4. CONSOLIDATED PERFORMANCE

The evolution of the activity in 2019 reflects the impact of two relevant topics: the acquisition of Papyrus Deutschland, effective as of August 1, 2019, whose income statement, from August to December, and Balance Sheet, as of December 31, 2019, were incorporated in the consolidated financial statements and the adoption of IFRS 16 from January 1, 2019.

The impact of the integration of Papyrus Deutschland is visible both in the evolution of paper sales in tons, which registered a growth of 20.8% to 887 thousand tons, in a context of decline as mentioned above, and in the consolidated sales, which in 2019 amounted to EUR 1,030.8, 19.8% above the previous year. It should be noted that the level of activity in Germany was impacted right from the beginning of 2019, following the announcement of the acquisition in October 2018, with a decrease in sales to customers whose main suppliers were both Papier Union and Papyrus Deutschland.

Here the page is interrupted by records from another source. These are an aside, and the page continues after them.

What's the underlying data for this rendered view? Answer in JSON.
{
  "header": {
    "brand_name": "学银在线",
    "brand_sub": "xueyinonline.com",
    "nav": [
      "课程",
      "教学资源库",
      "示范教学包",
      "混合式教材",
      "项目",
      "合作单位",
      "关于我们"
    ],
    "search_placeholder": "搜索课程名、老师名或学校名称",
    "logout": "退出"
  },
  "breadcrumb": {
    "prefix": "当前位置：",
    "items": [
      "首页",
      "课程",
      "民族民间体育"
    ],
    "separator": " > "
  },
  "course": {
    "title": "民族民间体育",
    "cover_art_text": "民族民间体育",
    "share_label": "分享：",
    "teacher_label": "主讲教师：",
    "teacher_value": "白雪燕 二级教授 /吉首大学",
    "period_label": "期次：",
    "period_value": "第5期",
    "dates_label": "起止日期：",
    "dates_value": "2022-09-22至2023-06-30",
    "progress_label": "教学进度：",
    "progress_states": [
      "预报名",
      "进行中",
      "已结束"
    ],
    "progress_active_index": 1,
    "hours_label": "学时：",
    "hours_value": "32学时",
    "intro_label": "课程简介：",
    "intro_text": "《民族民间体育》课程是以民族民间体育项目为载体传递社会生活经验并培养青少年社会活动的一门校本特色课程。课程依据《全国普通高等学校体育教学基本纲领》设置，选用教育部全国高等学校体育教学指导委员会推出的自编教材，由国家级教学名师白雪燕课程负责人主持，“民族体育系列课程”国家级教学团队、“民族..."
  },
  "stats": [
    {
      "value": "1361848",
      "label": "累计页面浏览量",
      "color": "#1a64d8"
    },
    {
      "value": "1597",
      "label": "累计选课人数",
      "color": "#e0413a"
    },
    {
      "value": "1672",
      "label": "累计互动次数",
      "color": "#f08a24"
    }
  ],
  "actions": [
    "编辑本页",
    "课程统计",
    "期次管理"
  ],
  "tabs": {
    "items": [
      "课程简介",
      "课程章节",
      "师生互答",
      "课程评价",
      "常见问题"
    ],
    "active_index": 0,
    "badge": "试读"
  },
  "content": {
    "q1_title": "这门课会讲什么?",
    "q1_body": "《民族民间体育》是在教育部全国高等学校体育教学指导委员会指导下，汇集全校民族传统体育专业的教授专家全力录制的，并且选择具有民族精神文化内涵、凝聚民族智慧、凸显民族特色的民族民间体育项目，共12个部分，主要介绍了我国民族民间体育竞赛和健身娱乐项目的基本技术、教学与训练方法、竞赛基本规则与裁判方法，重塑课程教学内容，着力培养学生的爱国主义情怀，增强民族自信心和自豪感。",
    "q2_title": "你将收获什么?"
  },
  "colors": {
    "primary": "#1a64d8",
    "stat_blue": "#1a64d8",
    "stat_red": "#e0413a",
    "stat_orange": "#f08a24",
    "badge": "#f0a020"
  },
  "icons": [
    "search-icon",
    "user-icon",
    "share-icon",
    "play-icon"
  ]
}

In 2019 the growth trend in sales related to packaging and visual communication businesses continued, with an increase of around 4% compared to 2018.

The evolution of the gross margin essentially reflects the integration of Papyrus Deutschland, with a growth of EUR 26.5 million or 17.4% vs. 2018, and a slight dilution of the gross margin as a percentage of revenues (-0.4 pp), explained by the fact that Papyrus operates with lower gross margins than Inapa. With the adoption by Papyrus Deutschland of the strategy that Inapa has been following in the remaining operations - careful management of pricing and improvement of the sales mix, through the focus on higher value-added products - it was already possible to see some improvement in this indicator in the last months of 2019, and further benefits are expected in the future.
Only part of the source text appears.